As explained above, the machined figure data creation device according to the present invention sorts a plurality of independent machined figure data in ascending order based on the area of the rectangle circumscribing each of the machined figures, so that each machined figure has an inclusion relationship. Processing figure data can be arranged in ascending order of the machined figure, whether or not it exists.

Moreover, since the sizes of closed-shaped processed figures can also be compared, the above-described rearrangement can be performed even for closed-shaped processed figures that are particularly close to closed shapes.

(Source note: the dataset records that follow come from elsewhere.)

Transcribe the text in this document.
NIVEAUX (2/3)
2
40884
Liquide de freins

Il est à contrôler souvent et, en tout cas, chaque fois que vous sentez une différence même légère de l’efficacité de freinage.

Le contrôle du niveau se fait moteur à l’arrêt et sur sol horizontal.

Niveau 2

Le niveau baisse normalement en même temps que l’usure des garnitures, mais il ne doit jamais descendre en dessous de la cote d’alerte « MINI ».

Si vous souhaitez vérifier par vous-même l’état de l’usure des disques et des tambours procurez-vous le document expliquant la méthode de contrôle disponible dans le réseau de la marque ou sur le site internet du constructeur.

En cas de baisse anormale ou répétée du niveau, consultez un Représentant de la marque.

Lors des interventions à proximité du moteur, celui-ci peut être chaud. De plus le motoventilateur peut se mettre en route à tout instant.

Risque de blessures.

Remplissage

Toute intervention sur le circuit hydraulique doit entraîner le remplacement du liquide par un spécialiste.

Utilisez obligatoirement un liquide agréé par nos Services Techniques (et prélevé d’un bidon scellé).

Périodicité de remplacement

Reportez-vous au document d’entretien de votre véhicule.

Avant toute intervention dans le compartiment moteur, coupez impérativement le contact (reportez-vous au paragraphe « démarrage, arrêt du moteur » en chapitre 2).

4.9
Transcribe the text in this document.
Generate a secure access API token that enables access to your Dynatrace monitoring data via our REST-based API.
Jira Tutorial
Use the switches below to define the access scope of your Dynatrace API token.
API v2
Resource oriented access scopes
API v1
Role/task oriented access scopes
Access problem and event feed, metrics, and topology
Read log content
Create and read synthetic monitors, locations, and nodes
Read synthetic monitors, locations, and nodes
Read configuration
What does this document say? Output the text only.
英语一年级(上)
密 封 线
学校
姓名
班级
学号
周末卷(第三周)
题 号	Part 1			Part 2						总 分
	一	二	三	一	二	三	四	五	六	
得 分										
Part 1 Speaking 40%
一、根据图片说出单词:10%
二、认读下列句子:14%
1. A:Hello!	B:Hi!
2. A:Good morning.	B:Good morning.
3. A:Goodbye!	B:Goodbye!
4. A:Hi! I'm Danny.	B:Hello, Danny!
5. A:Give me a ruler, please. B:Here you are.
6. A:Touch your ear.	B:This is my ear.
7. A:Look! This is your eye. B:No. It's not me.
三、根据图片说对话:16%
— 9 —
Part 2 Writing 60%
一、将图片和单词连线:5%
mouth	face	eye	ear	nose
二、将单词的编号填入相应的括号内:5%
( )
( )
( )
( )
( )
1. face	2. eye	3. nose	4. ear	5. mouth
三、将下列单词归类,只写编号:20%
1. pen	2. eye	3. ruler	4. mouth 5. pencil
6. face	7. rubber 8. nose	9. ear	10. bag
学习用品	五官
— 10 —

Furthermore, the processed figure data created by this device is output to Jlli\ from small figure data, so
When processing plate-shaped materials, there is less deflection of the material,
It also contributes to improving machining accuracy.

[Brief explanation of drawings]

FIG. 1 is a functional block diagram showing the basic configuration of a machined figure data creation device according to the present invention, FIG. 2 is a block diagram showing the configuration of a machined figure data creation device implementing this invention, and FIG. FIG. 4 is an explanatory diagram showing the flow of processing in which the processing unit 3 rearranges the processed figure data shown in FIG. FIG. 5 is a flowchart of a process in which the machined figure data creation device of FIG. 2 rearranges the machined figure data. 1...Keyboard 2...Storage device 3...Processing section 4...Display section Fig. 3 Fig. 4 χmin max Fig. 1 Fig. 2 Fig. 5

Claims (1)

[Scope of Claims] 1. Machining figure reading means for reading data of a plurality of independent machining figures including machining figures having a connotative relationship, and calculating maximum and minimum coordinate values for each machining figure read by the means. and an area of a rectangle whose diagonal points are the point of the maximum coordinate value and the point of the minimum coordinate value calculated by the maximum and minimum coordinate value calculation means for each of the processing figures. a rectangular area calculation means for calculating the area of each rectangle, and a data sorting means for comparing the size of the area of each rectangle calculated by the means and rearranging the data of each of the processed figures in descending order of the area of the rectangle. An external shape processing data creation device characterized by the following.